Easterbrook et al described the changing epidemiology of HIV infection and new challenges for HIV palliative care with the major areas covered being symptomatic and supportive care for all stages of HIV, use of HAART along with prevention and management of opportunistic infections, management of drug toxicities, treatment failure and end of life care, fluctuation in prognosis and difficulty in identifying the terminal phase, drug interactions, isolation, stigma and lack of social support and hospice versus home care. Knowledge regarding these and other issues deemed necessary in the focus group discussion by the interns was evaluated pre- and post-intervention and discussed during the intervention and resulted in an uniform increase in performance in the post-intervention test.
Billings et al,  conducted a meta-analysis on the status of palliative care education and assessed the methodology and quality of the educational program, process of evaluation of knowledge obtained and conclusions across citations of surveys on Medline in palliative care journals. Integration of palliative care training with primary care training and emphasis on palliative care training in the undergraduate medical curriculum in studies by Billing et al,  and Block et al,  provide further directions and suggestions for improving core competencies, helping medical interns understand and apply these principles in management of needs of PLWHA and evaluation of their application through objective examination of skills.

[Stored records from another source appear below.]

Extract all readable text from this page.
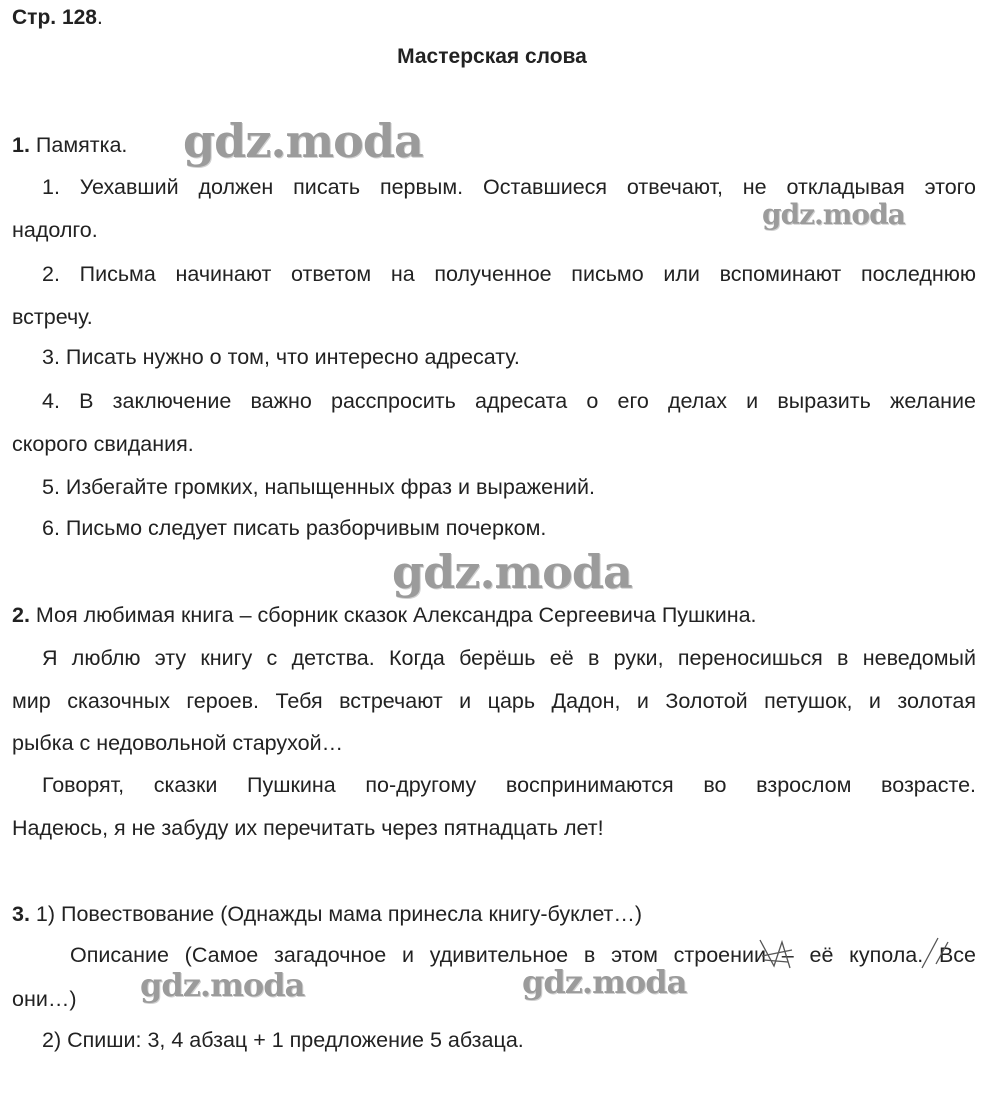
Стр. 128.
Мастерская слова
1. Памятка.
1. Уехавший должен писать первым. Оставшиеся отвечают, не откладывая этого
надолго.
2. Письма начинают ответом на полученное письмо или вспоминают последнюю
встречу.
3. Писать нужно о том, что интересно адресату.
4. В заключение важно расспросить адресата о его делах и выразить желание
скорого свидания.
5. Избегайте громких, напыщенных фраз и выражений.
6. Письмо следует писать разборчивым почерком.
2. Моя любимая книга – сборник сказок Александра Сергеевича Пушкина.
Я люблю эту книгу с детства. Когда берёшь её в руки, переносишься в неведомый
мир сказочных героев. Тебя встречают и царь Дадон, и Золотой петушок, и золотая
рыбка с недовольной старухой…
Говорят, сказки Пушкина по-другому воспринимаются во взрослом возрасте.
Надеюсь, я не забуду их перечитать через пятнадцать лет!
3. 1) Повествование (Однажды мама принесла книгу-буклет…)
Описание (Самое загадочное и удивительное в этом строении – её купола. Все
они…)
2) Спиши: 3, 4 абзац + 1 предложение 5 абзаца.
gdz.moda
gdz.moda
gdz.moda
gdz.moda	gdz.moda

The trajectory of AIDS illness and the benefits of application of palliative care intervention at an early onset in disease progression to reduce the burden of AIDS epidemic were the focus of the study by Grady et al.  The management and the fallible approach of applying hospice care in cancer patients to PLWHA instead of targeted ways to approach and provide care in the unique circumstances of PLWHA during the end of life care for AIDS have also been evaluated in the same study.
In culmination, applying the principles, knowledge and recommendations gleaned through these studies and application of the intervention, initiatives and evaluation methods helped develop a rounded approach to the introduction of palliative care principles in medical interns targeted to PLWHA and the significant test results after comparison of pre- and post-intervention scores in the present study provides a framework for further development of a palliative care curriculum which is both beneficial to the medical interns and patients receiving their care.

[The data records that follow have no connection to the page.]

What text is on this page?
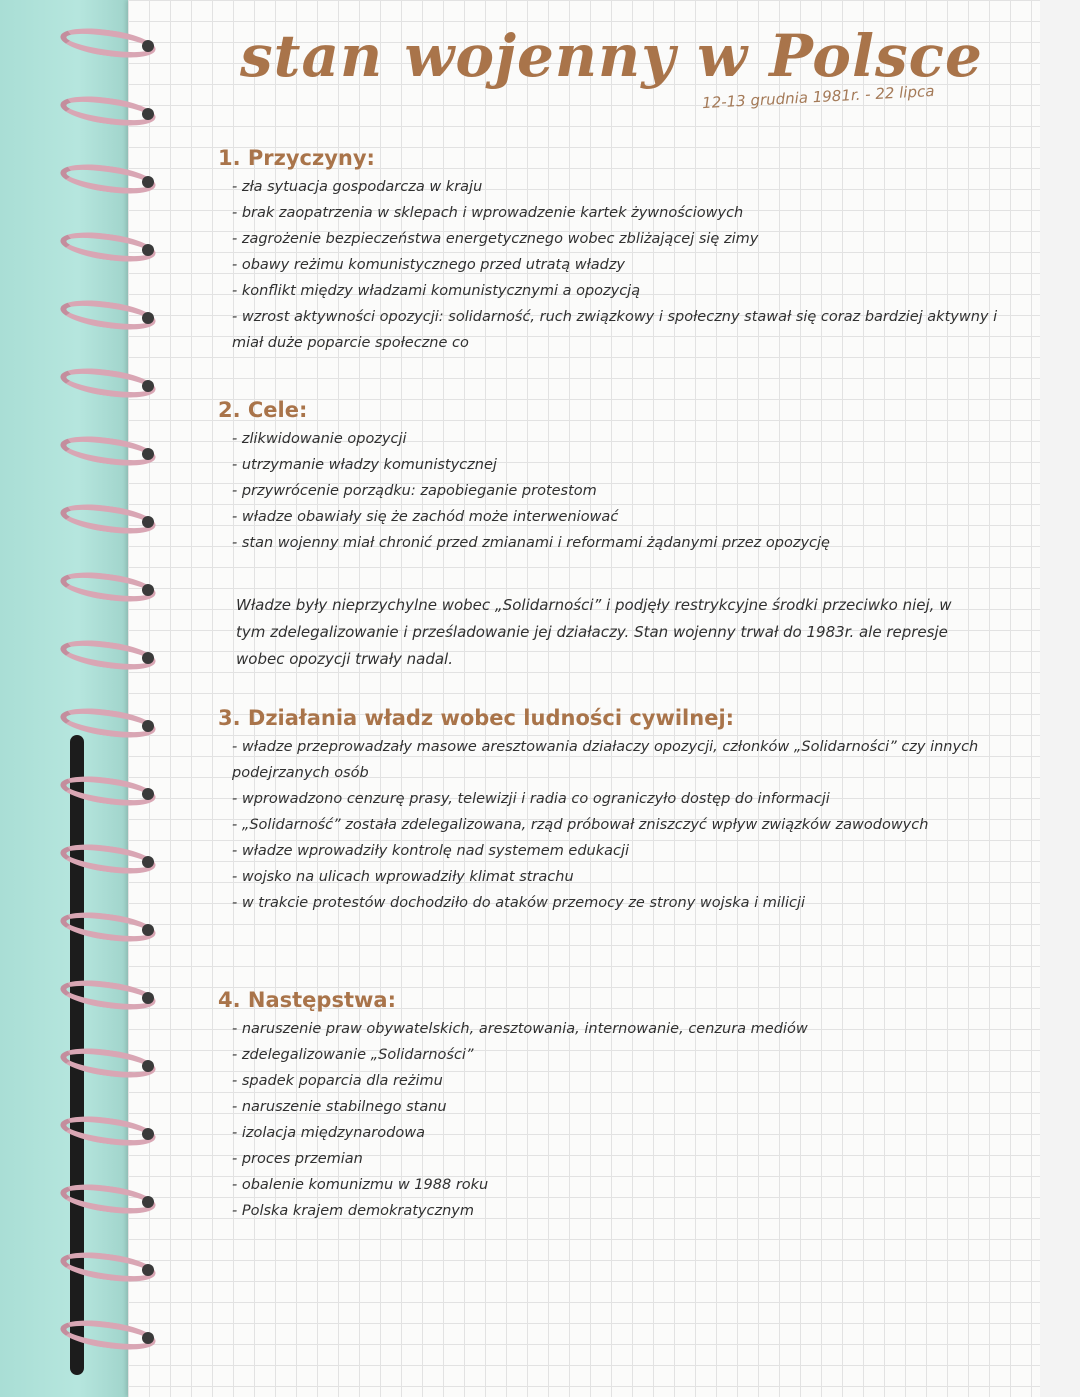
stan wojenny w Polsce
12-13 grudnia 1981r. - 22 lipca
1. Przyczyny:
- zła sytuacja gospodarcza w kraju
- brak zaopatrzenia w sklepach i wprowadzenie kartek żywnościowych
- zagrożenie bezpieczeństwa energetycznego wobec zbliżającej się zimy
- obawy reżimu komunistycznego przed utratą władzy
- konflikt między władzami komunistycznymi a opozycją
- wzrost aktywności opozycji: solidarność, ruch związkowy i społeczny stawał się coraz bardziej aktywny i miał duże poparcie społeczne co
2. Cele:
- zlikwidowanie opozycji
- utrzymanie władzy komunistycznej
- przywrócenie porządku: zapobieganie protestom
- władze obawiały się że zachód może interweniować
- stan wojenny miał chronić przed zmianami i reformami żądanymi przez opozycję

Władze były nieprzychylne wobec „Solidarności” i podjęły restrykcyjne środki przeciwko niej, w tym zdelegalizowanie i prześladowanie jej działaczy. Stan wojenny trwał do 1983r. ale represje wobec opozycji trwały nadal.

3. Działania władz wobec ludności cywilnej:
- władze przeprowadzały masowe aresztowania działaczy opozycji, członków „Solidarności” czy innych podejrzanych osób
- wprowadzono cenzurę prasy, telewizji i radia co ograniczyło dostęp do informacji
- „Solidarność” została zdelegalizowana, rząd próbował zniszczyć wpływ związków zawodowych
- władze wprowadziły kontrolę nad systemem edukacji
- wojsko na ulicach wprowadziły klimat strachu
- w trakcie protestów dochodziło do ataków przemocy ze strony wojska i milicji
4. Następstwa:
- naruszenie praw obywatelskich, aresztowania, internowanie, cenzura mediów
- zdelegalizowanie „Solidarności”
- spadek poparcia dla reżimu
- naruszenie stabilnego stanu
- izolacja międzynarodowa
- proces przemian
- obalenie komunizmu w 1988 roku
- Polska krajem demokratycznym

In spite of the unique challenges presented by the varying course of illness in PLWHA and the variety of needs on the medical, psychosocial and family dimensions, a structured approach and an integrated course curriculum involving principles of both primary and palliative care principles will improve the efficiency of the undergraduate medical education program and enable delivery of effective palliative care interventions and improve quality of life in PLWHA.
The intervention and knowledge examination relied largely upon classroom methods of teaching and evaluation which form the core of the examination-oriented approach in medical education in India. A skill-based competency approach with involvement of simulated or real PLWHA and case-based studies will further help orient the approach toward an effective development of curriculum in future evaluations.